Gone are the days of memorizing words and definitions. Context is in.
Time.com says the emphasis will now be on Tier 2 words.
Tier One words are those that kids will encounter naturally as they’re beginning to talk, like mother, ball, cup, food, run, walk, sit or bed. Tier Three words usually teach a new concept, are relevant only in a particular discipline and have one meaning, like isotope or asphalt or even piano. The Tier Two words go across domains and might have many meanings in different contexts.
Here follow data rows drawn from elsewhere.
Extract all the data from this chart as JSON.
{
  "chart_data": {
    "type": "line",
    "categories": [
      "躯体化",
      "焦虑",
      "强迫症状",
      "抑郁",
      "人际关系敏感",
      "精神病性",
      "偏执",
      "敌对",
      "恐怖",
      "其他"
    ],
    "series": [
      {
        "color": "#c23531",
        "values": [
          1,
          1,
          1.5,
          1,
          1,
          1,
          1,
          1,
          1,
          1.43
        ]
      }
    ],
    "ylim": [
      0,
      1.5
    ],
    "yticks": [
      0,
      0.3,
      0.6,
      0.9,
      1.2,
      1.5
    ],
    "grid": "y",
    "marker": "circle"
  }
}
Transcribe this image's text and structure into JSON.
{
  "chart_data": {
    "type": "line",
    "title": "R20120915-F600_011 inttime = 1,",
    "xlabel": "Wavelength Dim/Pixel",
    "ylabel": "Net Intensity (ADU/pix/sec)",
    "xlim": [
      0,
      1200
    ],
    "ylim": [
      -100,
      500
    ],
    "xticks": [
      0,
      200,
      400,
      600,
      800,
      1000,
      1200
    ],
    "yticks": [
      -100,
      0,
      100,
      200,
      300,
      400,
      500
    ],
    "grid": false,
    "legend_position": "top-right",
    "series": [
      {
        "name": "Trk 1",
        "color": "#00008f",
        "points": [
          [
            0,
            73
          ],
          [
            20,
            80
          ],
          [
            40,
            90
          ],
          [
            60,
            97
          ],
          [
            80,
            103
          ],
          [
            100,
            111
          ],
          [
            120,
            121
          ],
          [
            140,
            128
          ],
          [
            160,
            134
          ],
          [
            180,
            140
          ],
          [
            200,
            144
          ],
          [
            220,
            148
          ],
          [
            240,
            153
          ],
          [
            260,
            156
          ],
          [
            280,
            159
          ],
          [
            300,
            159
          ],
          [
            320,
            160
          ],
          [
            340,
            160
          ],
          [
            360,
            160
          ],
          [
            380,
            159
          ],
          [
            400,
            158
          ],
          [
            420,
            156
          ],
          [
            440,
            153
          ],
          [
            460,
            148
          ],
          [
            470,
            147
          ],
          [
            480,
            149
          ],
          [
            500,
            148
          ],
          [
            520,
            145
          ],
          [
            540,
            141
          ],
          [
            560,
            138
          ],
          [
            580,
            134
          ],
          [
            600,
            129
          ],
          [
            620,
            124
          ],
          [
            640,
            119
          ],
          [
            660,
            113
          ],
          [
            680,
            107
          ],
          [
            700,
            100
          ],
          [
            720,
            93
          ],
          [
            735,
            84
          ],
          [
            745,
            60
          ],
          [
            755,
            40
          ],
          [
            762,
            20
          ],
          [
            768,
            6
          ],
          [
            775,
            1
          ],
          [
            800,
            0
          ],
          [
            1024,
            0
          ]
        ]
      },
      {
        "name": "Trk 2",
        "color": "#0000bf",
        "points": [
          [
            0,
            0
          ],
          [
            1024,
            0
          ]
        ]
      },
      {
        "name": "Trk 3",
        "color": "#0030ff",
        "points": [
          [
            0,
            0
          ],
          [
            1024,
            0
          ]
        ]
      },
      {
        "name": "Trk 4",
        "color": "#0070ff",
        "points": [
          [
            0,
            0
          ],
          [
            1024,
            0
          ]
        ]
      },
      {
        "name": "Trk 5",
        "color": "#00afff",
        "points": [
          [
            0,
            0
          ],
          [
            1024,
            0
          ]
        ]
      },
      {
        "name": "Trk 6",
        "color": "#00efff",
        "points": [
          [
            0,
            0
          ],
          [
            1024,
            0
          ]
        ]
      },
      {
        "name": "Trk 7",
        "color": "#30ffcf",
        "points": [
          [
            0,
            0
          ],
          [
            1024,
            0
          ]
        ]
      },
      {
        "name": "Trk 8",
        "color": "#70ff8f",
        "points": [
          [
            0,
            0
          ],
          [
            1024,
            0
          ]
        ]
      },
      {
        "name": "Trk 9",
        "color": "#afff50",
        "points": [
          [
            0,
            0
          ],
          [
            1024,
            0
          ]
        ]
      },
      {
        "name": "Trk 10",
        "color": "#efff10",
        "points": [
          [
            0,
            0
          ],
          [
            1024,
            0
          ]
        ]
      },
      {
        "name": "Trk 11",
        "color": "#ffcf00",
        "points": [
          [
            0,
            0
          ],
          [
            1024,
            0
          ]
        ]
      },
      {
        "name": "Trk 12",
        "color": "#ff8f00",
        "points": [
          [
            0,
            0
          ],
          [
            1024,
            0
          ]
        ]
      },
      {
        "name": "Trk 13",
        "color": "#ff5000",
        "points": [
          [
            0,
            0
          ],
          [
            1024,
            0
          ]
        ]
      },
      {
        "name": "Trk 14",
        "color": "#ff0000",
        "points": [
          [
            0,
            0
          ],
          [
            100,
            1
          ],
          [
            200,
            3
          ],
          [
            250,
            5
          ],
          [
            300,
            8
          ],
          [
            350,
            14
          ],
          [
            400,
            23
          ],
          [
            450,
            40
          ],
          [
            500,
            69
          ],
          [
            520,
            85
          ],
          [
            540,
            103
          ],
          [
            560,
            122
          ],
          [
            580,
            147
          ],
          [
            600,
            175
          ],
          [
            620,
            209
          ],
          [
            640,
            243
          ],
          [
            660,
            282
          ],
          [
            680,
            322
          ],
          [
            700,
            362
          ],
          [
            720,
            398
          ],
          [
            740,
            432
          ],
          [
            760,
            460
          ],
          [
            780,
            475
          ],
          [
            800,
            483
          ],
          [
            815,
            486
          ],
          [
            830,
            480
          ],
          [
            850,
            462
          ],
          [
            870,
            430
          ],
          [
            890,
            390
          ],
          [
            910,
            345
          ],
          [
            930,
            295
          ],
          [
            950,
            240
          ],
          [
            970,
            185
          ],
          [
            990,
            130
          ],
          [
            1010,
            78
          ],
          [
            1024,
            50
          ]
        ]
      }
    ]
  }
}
They appear more in text than in conversation, and they repackage concepts a child could understand on a basic level with more nuance.
Here’s a sample of a new question:
The coming decades will likely see more intense clustering of jobs, innovation, and productivity in a smaller number of bigger cities and city-regions. Some regions could end up bloated beyond the capacity of their infrastructure, while others struggle, their promise stymied by inadequate human or other resources.
As used in line 55, “intense” most nearly means
A) emotional.
B) concentrated.
C) brilliant.
D) determined.
By definition, “intense” could mean all of those answers. But in context, there’s only one true definition.
It’s not just vocabulary getting a makeover. Math is getting a scrubbing, too. This is one of the new sample questions:
The toll rates for crossing a bridge are $6.50 for a car and $10 for a truck. During a two-hour period, a total of 187 cars and trucks crossed the bridge, and the total collected in tolls was $1,338. Solving which of the following systems of equations yields the number of cars, x, and the number of trucks, y, that crossed the bridge during the two hours?
a) x + y = 1,338; 6.5x + 10y = 187
b) x + y = 187; 6.5x + 10y = 1,338/2
c) x + y = 187; 6.5x + 10y = 1,338
d) x + y = 187; 6.5x + 10y = 1,338 x 2
The new test will provide four possible answers instead of five. The essay portion will be 50 minutes instead of 25, and the math section is 10 minutes longer (80 minutes).
Oh, and no calculators.
The SAT has been losing market share to the ACT, the Washington Post says.
But the National Center for Fair and Open Testing calls the changes “cosmetic.”